In this step, we are interested in investigating our gene’s expression. Or multiple genes if we have yet to choose a specific gene. Expression analysis will help us understand the genes better. Go to the GTEx Portal (https://www.gtexportal.org/home/) and search for the gene/genes associated with your SNP to see their expression profiles across tissues. Explore tissue-specific gene expression data for the identified genes. In which tissues is the gene(s) expressed, and is there any tissue where its expression is notably higher? You may know “EBV-transformed lymphocytes” as “lymphocytes” cells. They are important to the immune system.

Exercise 27-13

In which tissues is the gene(s) typically expressed, and are there variations in expression levels across different tissues?

Exercise 27-14

Do the expression profiles make sense with the information you got from the other databases? Do you expect to see certain tissues with a high expression? Other with a low? Is it relevant to the disease we are investigating?

Exercise 27-15

What can you infer about the potential functional relevance of the gene(s) in the context of the disease or trait?

Hypotheses and Discussion

Based on the information gathered from UCSC, various gene databases, and GTEx, propose hypotheses about the potential role of the identified gene(s) in the disease or trait associated with the SNP. Think about the importance of tissue-specific gene expression in understanding disease mechanisms.
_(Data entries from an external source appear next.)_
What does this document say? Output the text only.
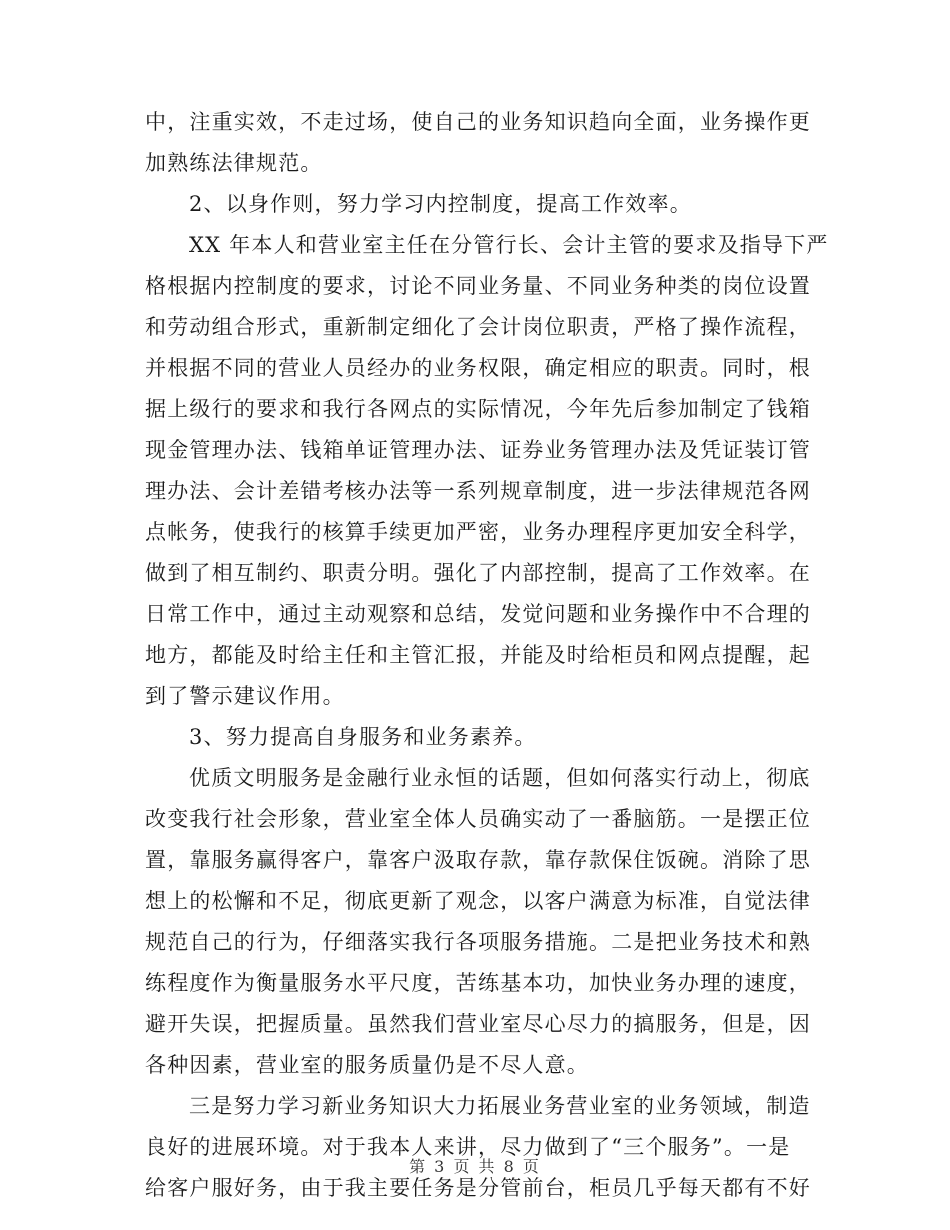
中，注重实效，不走过场，使自己的业务知识趋向全面，业务操作更
加熟练法律规范。
2、以身作则，努力学习内控制度，提高工作效率。
XX 年本人和营业室主任在分管行长、会计主管的要求及指导下严
格根据内控制度的要求，讨论不同业务量、不同业务种类的岗位设置
和劳动组合形式，重新制定细化了会计岗位职责，严格了操作流程，
并根据不同的营业人员经办的业务权限，确定相应的职责。同时，根
据上级行的要求和我行各网点的实际情况，今年先后参加制定了钱箱
现金管理办法、钱箱单证管理办法、证券业务管理办法及凭证装订管
理办法、会计差错考核办法等一系列规章制度，进一步法律规范各网
点帐务，使我行的核算手续更加严密，业务办理程序更加安全科学，
做到了相互制约、职责分明。强化了内部控制，提高了工作效率。在
日常工作中，通过主动观察和总结，发觉问题和业务操作中不合理的
地方，都能及时给主任和主管汇报，并能及时给柜员和网点提醒，起
到了警示建议作用。
3、努力提高自身服务和业务素养。
优质文明服务是金融行业永恒的话题，但如何落实行动上，彻底
改变我行社会形象，营业室全体人员确实动了一番脑筋。一是摆正位
置，靠服务赢得客户，靠客户汲取存款，靠存款保住饭碗。消除了思
想上的松懈和不足，彻底更新了观念，以客户满意为标准，自觉法律
规范自己的行为，仔细落实我行各项服务措施。二是把业务技术和熟
练程度作为衡量服务水平尺度，苦练基本功，加快业务办理的速度，
避开失误，把握质量。虽然我们营业室尽心尽力的搞服务，但是，因
各种因素，营业室的服务质量仍是不尽人意。
三是努力学习新业务知识大力拓展业务营业室的业务领域，制造
良好的进展环境。对于我本人来讲，尽力做到了“三个服务”。一是
给客户服好务，由于我主要任务是分管前台，柜员几乎每天都有不好
第 3 页 共 8 页
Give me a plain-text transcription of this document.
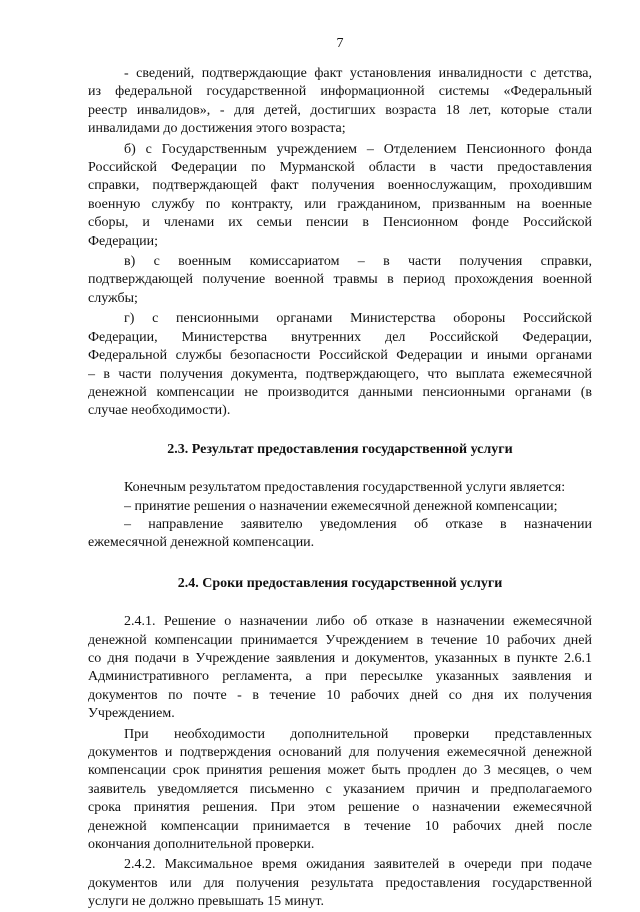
7
- сведений, подтверждающие факт установления инвалидности с детства,
из федеральной государственной информационной системы «Федеральный
реестр инвалидов», - для детей, достигших возраста 18 лет, которые стали
инвалидами до достижения этого возраста;
б) с Государственным учреждением – Отделением Пенсионного фонда
Российской Федерации по Мурманской области в части предоставления
справки, подтверждающей факт получения военнослужащим, проходившим
военную службу по контракту, или гражданином, призванным на военные
сборы, и членами их семьи пенсии в Пенсионном фонде Российской
Федерации;
в) с военным комиссариатом – в части получения справки,
подтверждающей получение военной травмы в период прохождения военной
службы;
г) с пенсионными органами Министерства обороны Российской
Федерации, Министерства внутренних дел Российской Федерации,
Федеральной службы безопасности Российской Федерации и иными органами
– в части получения документа, подтверждающего, что выплата ежемесячной
денежной компенсации не производится данными пенсионными органами (в
случае необходимости).
2.3. Результат предоставления государственной услуги
Конечным результатом предоставления государственной услуги является:
– принятие решения о назначении ежемесячной денежной компенсации;
– направление заявителю уведомления об отказе в назначении
ежемесячной денежной компенсации.
2.4. Сроки предоставления государственной услуги
2.4.1. Решение о назначении либо об отказе в назначении ежемесячной
денежной компенсации принимается Учреждением в течение 10 рабочих дней
со дня подачи в Учреждение заявления и документов, указанных в пункте 2.6.1
Административного регламента, а при пересылке указанных заявления и
документов по почте - в течение 10 рабочих дней со дня их получения
Учреждением.
При необходимости дополнительной проверки представленных
документов и подтверждения оснований для получения ежемесячной денежной
компенсации срок принятия решения может быть продлен до 3 месяцев, о чем
заявитель уведомляется письменно с указанием причин и предполагаемого
срока принятия решения. При этом решение о назначении ежемесячной
денежной компенсации принимается в течение 10 рабочих дней после
окончания дополнительной проверки.
2.4.2. Максимальное время ожидания заявителей в очереди при подаче
документов или для получения результата предоставления государственной
услуги не должно превышать 15 минут.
Are there any other genes or regulatory elements near the SNP that could also be relevant to the disease or trait?

Exercise 27-16

Based on the genomic and expression data, what are your hypotheses regarding the role of the identified gene(s) in the disease or trait?

Exercise 27-17

How might tissue-specific gene expression patterns provide insights into the disease mechanism?

Exercise 27-18

Are there potential challenges or limitations in establishing causality between the gene(s) and the disease?

Exercise 27-19

Summarize your findings and discuss the significance of investigating candidate disease genes near a GWAS SNP. Reflect on the challenges and limitations of this approach in pinpointing causal genes for complex diseases.

Exercise 27-20

What did you learn from this exercise about the importance of exploring the genomic context and tissue-specific gene expression in GWAS follow-up?

Exercise 27-21

How might these findings inform future research or therapeutic approaches for the disease or trait?